Face au gouvernement, des consommateurs de marijuana avaient défendu son usage, arguant que l'interdiction du cannabis «s'immisçait de façon injustifiable dans la sphère privée» et contrevenait ainsi à leurs droits constitutionnels. La justice leur a donné raison mardi. Son jugement ne décriminalise toutefois pas l'usage de la marijuana en public, ni sa commercialisation.

La consommation de cannabis [John SAEKI, Laurence CHU, Adrian LEUNG / AFP]
La consommation de cannabis

«L'herbe est légale maintenant», pouvait-on lire sur des panneaux brandis par des manifestants fous de joie devant le tribunal. «Je suis heureux. Je ne serai plus poursuivi pour possession» de marijuana, s'est réjoui Ruaan Wilson, 29 ans, entre deux bouffées. «Maintenant, la police peut se concentrer sur les vraies drogues et les criminels», a-t-il estimé. «Je fume depuis 1968 et aujourd'hui ce jugement sèche mes larmes et celles de tous les rastas», a réagi Girma Anbessa, sexagénaire sud-Africain.

«Le pouvoir d'aider la population»

La possession, la culture et la consommation de marijuana étaient jusqu'à présent interdites et passibles de peines de prison. «Ce jugement aurait dû être rendu depuis longtemps», a réagi Moses Mayekiso, président du parti du Changement démocratique africain. La marijuana a «le pouvoir d'aider la population, économiquement et sur le plan médical», a-t-il ajouté.

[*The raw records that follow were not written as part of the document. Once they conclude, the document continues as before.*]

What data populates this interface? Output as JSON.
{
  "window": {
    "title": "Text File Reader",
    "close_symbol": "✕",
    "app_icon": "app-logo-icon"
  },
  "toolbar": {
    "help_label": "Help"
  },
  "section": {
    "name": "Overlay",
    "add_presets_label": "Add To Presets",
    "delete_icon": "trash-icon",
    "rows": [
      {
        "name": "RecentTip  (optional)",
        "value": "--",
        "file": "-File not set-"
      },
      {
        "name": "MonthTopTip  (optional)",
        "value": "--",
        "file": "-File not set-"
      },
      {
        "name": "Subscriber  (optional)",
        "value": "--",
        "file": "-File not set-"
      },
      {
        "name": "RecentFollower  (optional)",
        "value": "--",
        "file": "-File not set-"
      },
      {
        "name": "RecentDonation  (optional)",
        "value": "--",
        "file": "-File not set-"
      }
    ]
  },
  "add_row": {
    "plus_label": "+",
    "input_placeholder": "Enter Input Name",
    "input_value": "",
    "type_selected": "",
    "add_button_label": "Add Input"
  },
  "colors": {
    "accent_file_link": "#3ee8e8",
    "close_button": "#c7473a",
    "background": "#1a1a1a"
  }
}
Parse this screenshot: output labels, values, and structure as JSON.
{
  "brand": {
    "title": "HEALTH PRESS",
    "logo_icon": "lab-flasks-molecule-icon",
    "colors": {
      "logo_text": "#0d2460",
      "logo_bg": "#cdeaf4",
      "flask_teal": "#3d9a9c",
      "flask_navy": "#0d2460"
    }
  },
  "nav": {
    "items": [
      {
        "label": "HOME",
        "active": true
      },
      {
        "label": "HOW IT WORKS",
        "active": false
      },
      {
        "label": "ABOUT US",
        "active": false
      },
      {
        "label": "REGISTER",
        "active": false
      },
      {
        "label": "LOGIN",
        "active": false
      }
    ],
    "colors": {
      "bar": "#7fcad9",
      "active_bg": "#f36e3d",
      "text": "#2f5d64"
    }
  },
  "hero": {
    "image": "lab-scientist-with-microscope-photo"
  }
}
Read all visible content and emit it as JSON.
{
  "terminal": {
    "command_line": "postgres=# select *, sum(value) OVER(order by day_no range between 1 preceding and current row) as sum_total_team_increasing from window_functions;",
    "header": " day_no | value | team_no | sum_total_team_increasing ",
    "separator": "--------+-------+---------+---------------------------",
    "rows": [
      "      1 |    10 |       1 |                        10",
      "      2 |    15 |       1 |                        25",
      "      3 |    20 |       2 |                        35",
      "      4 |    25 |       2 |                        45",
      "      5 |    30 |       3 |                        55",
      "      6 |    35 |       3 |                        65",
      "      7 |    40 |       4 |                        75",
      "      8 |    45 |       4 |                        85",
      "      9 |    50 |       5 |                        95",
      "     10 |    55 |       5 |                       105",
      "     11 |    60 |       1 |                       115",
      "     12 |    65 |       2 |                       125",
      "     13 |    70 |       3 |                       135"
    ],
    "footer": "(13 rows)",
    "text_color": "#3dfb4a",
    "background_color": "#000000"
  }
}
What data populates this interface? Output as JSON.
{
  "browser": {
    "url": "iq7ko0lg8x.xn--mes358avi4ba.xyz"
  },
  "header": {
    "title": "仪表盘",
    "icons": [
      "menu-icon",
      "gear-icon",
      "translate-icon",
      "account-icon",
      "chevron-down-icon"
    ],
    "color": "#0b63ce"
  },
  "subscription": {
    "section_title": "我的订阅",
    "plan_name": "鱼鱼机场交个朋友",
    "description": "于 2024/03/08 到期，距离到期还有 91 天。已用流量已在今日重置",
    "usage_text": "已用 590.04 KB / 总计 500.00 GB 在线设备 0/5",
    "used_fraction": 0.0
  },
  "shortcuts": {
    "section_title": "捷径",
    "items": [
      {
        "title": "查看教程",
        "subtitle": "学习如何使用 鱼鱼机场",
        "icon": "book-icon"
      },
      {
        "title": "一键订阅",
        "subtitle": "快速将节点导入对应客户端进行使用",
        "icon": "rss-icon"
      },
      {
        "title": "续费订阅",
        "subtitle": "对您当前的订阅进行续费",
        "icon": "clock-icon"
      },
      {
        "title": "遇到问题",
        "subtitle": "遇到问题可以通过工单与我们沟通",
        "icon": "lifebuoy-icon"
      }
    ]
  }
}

La Cour constitutionnelle aurait dû aller plus loin, a même estimé Jeremy Acton, du parti Dagga en Afrique du Sud, qui défend les droits des consommateurs de cannabis. «On devrait également être autorisé à fumer du cannabis en public», a-t-il déclaré. De rares voix se sont élevées pour dénoncer le jugement. Il «va à l'encontre des efforts du gouvernement et de la société sud-africaine de s'attaquer aux problèmes des addictions aux drogues et de la criminalité», a estimé la petite formation du Parti démocratique chrétien africain (ACDP).

Dans le monde, le statut légal de l'usage du cannabis varie grandement. Au Portugal par exemple, sa possession et sa consommation sont largement décriminalisées, tandis qu'en Arabie saoudite, les consommateurs encourent la peine de mort. La décision de la Cour constitutionnelle sud-africaine s'inscrit dans la droite ligne des recommandations de l'ONU, qui en 2016 avait appelé les Etats à «réexaminer leurs politiques» en matière de cannabis après des décennies de répression.

Pour Phephsile Maseko, de l'organisation sud-africaine des médecins traditionnels, le jugement rendu mardi est «une grande victoire non seulement pour les praticiens de santé mais aussi pour nos patients». «Nous utilisons le cannabis pour l'anxiété, les coliques chez les enfants. On l'utilise aussi comme antiseptique, le tout en secret depuis des années. Maintenant on va pouvoir créer de nouveaux médicaments sans peur d'être stigmatisés», a estimé Mme Maseko. La communauté scientifique demeure divisée sur les bienfaits médicaux du cannabis.

En 2017, l’Académie américaine des sciences avait proposé une synthèse de plus de 10.000 travaux parus sur les effets de la plante. Si elle est efficace pour réduire la douleur dans certains cas, avait-elle estimé, trop de zones d'ombre demeurent encore sur son impact.